The eight-cylinder Mercedes-Daimler engine, used for airship propulsion during the War, developed 240 brake horse-power at 1,100 revolutions per minute; the cylinder dimensions were 6.88 diameter by 6.5 stroke—one of the instances in which the short stroke in relation to bore was very noticeable.

Other instances of successful vertical design—the types already detailed are fully sufficient to give particulars of the type generally—are the Panhard, Chenu, Maybach, N.A.G., Argus, Mulag, and the well-known Austro-Daimler, which by 1917 was being copied in every combatant country. There are also the later Wright engines, and in America the Wisconsin six-cylinder vertical, weighing well under 4 lbs. per horse-power, is evidence of the progress made with this first type of aero engine to develop.

II
THE VEE TYPE

An offshoot from the vertical type, doubling the power of this with only a very slight—if any—increase in the length of crankshaft, the Vee or diagonal type of aero engine leaped to success through the insistent demand for greater power. Although the design came after that of the vertical engine, by 1910, according to Critchley’s list of aero engines, there were more Vee type engines being made than any other type, twenty-five sizes being given in the list, with an average rating of 57·4 brake horse-power.

The arrangement of the cylinders in Vee form over the crankshaft, enabling the pistons of each pair of opposite cylinders to act upon the same crank pin, permits of a very short, compact engine being built, and also permits of reduction of the weight per horse-power, comparing this with that of the vertical type of engine, with one row of cylinders. Further, at the introduction of this type of engine it was seen that crankshaft vibration, an evil of the early vertical engines, was practically eliminated, as was the want of longitudinal stiffness that characterised the higher-powered vertical engines.

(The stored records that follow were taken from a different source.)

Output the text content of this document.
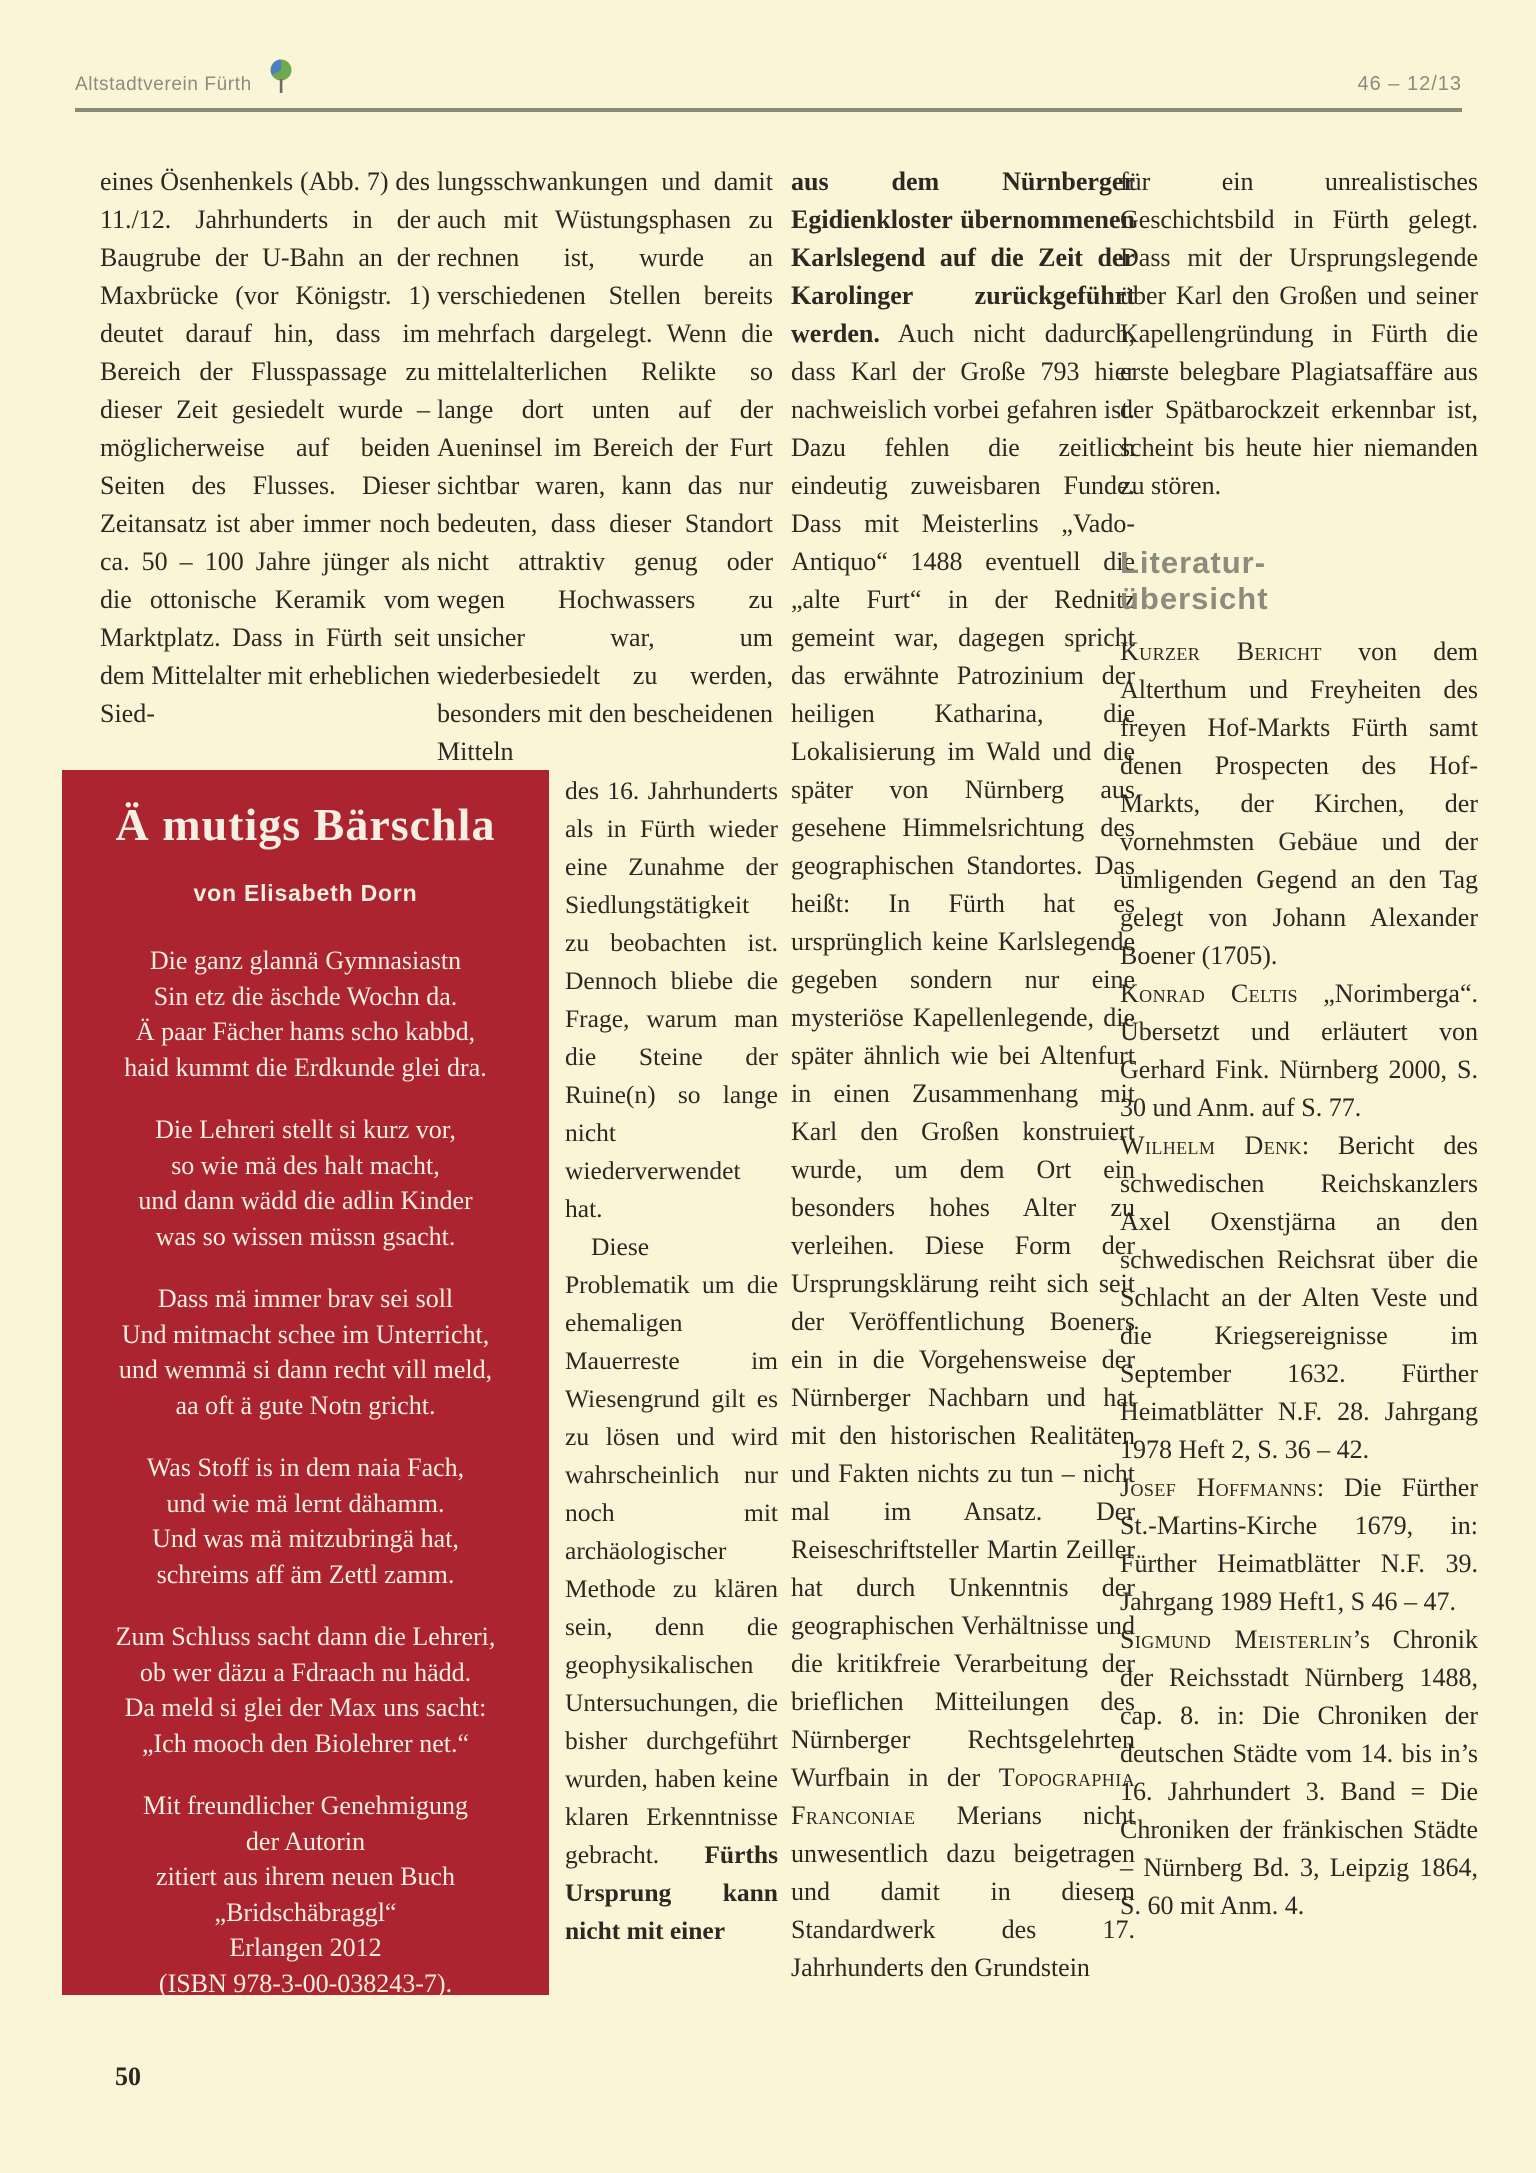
Altstadtverein Fürth	46 – 12/13

eines Ösenhenkels (Abb. 7) des 11./12. Jahrhunderts in der Baugrube der U-Bahn an der Maxbrücke (vor Königstr. 1) deutet darauf hin, dass im Bereich der Flusspassage zu dieser Zeit gesiedelt wurde – möglicherweise auf beiden Seiten des Flusses. Dieser Zeitansatz ist aber immer noch ca. 50 – 100 Jahre jünger als die ottonische Keramik vom Marktplatz. Dass in Fürth seit dem Mittelalter mit erheblichen Sied-

lungsschwankungen und damit auch mit Wüstungsphasen zu rechnen ist, wurde an verschiedenen Stellen bereits mehrfach dargelegt. Wenn die mittelalterlichen Relikte so lange dort unten auf der Aueninsel im Bereich der Furt sichtbar waren, kann das nur bedeuten, dass dieser Standort nicht attraktiv genug oder wegen Hochwassers zu unsicher war, um wiederbesiedelt zu werden, besonders mit den bescheidenen Mitteln

des 16. Jahrhunderts als in Fürth wieder eine Zunahme der Siedlungstätigkeit zu beobachten ist. Dennoch bliebe die Frage, warum man die Steine der Ruine(n) so lange nicht wiederverwendet hat.

Diese Problematik um die ehemaligen Mauerreste im Wiesengrund gilt es zu lösen und wird wahrscheinlich nur noch mit archäologischer Methode zu klären sein, denn die geophysikalischen Untersuchungen, die bisher durchgeführt wurden, haben keine klaren Erkenntnisse gebracht. Fürths Ursprung kann nicht mit einer

aus dem Nürnberger Egidienkloster übernommenen Karlslegend auf die Zeit der Karolinger zurückgeführt werden. Auch nicht dadurch, dass Karl der Große 793 hier nachweislich vorbei gefahren ist. Dazu fehlen die zeitlich eindeutig zuweisbaren Funde. Dass mit Meisterlins „Vado-Antiquo“ 1488 eventuell die „alte Furt“ in der Rednitz gemeint war, dagegen spricht das erwähnte Patrozinium der heiligen Katharina, die Lokalisierung im Wald und die später von Nürnberg aus gesehene Himmelsrichtung des geographischen Standortes. Das heißt: In Fürth hat es ursprünglich keine Karlslegende gegeben sondern nur eine mysteriöse Kapellenlegende, die später ähnlich wie bei Altenfurt in einen Zusammenhang mit Karl den Großen konstruiert wurde, um dem Ort ein besonders hohes Alter zu verleihen. Diese Form der Ursprungsklärung reiht sich seit der Veröffentlichung Boeners ein in die Vorgehensweise der Nürnberger Nachbarn und hat mit den historischen Realitäten und Fakten nichts zu tun – nicht mal im Ansatz. Der Reiseschriftsteller Martin Zeiller hat durch Unkenntnis der geographischen Verhältnisse und die kritikfreie Verarbeitung der brieflichen Mitteilungen des Nürnberger Rechtsgelehrten Wurfbain in der Topographia Franconiae Merians nicht unwesentlich dazu beigetragen und damit in diesem Standardwerk des 17. Jahrhunderts den Grundstein

für ein unrealistisches Geschichtsbild in Fürth gelegt. Dass mit der Ursprungslegende über Karl den Großen und seiner Kapellengründung in Fürth die erste belegbare Plagiatsaffäre aus der Spätbarockzeit erkennbar ist, scheint bis heute hier niemanden zu stören.

Literatur-
übersicht

Kurzer Bericht von dem Alterthum und Freyheiten des freyen Hof-Markts Fürth samt denen Prospecten des Hof-Markts, der Kirchen, der vornehmsten Gebäue und der umligenden Gegend an den Tag gelegt von Johann Alexander Boener (1705).

Konrad Celtis „Norimberga“. Übersetzt und erläutert von Gerhard Fink. Nürnberg 2000, S. 30 und Anm. auf S. 77.

Wilhelm Denk: Bericht des schwedischen Reichskanzlers Axel Oxenstjärna an den schwedischen Reichsrat über die Schlacht an der Alten Veste und die Kriegsereignisse im September 1632. Fürther Heimatblätter N.F. 28. Jahrgang 1978 Heft 2, S. 36 – 42.

Josef Hoffmanns: Die Fürther St.-Martins-Kirche 1679, in: Fürther Heimatblätter N.F. 39. Jahrgang 1989 Heft1, S 46 – 47.

Sigmund Meisterlin’s Chronik der Reichsstadt Nürnberg 1488, cap. 8. in: Die Chroniken der deutschen Städte vom 14. bis in’s 16. Jahrhundert 3. Band = Die Chroniken der fränkischen Städte – Nürnberg Bd. 3, Leipzig 1864, S. 60 mit Anm. 4.

Ä mutigs Bärschla
von Elisabeth Dorn
Die ganz glannä Gymnasiastn
Sin etz die äschde Wochn da.
Ä paar Fächer hams scho kabbd,
haid kummt die Erdkunde glei dra.
Die Lehreri stellt si kurz vor,
so wie mä des halt macht,
und dann wädd die adlin Kinder
was so wissen müssn gsacht.
Dass mä immer brav sei soll
Und mitmacht schee im Unterricht,
und wemmä si dann recht vill meld,
aa oft ä gute Notn gricht.
Was Stoff is in dem naia Fach,
und wie mä lernt dähamm.
Und was mä mitzubringä hat,
schreims aff äm Zettl zamm.
Zum Schluss sacht dann die Lehreri,
ob wer däzu a Fdraach nu hädd.
Da meld si glei der Max uns sacht:
„Ich mooch den Biolehrer net.“
Mit freundlicher Genehmigung
der Autorin
zitiert aus ihrem neuen Buch
„Bridschäbraggl“
Erlangen 2012
(ISBN 978-3-00-038243-7).
50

Of the Vee type engines shown in Critchley’s list in 1910, nineteen different sizes were constructed with eight cylinders, and with horse-powers ranging from thirty to just over the hundred; the lightest of these weighed 2·9 lbs. per horse-power—a considerable advance in design on the average vertical engine, in this respect of weight per horse-power. There were also two sixteen-cylinder engines of Vee design, the larger of which developed 134 horse-power with a weight of only 2 lbs. per brake horse-power. Subsequent developments have indicated that this type, with the further development from it of the double-Vee, or engine with three rows of cylinders, is likely to become the standard design of aero engine where high powers are required. The construction permits of placing every part so that it is easy of access, and the form of the engine implies very little head resistance, while it can be placed on the machine—supposing that machine to be of the single-engine type—in such a way that the view of the pilot is very little obstructed while in flight.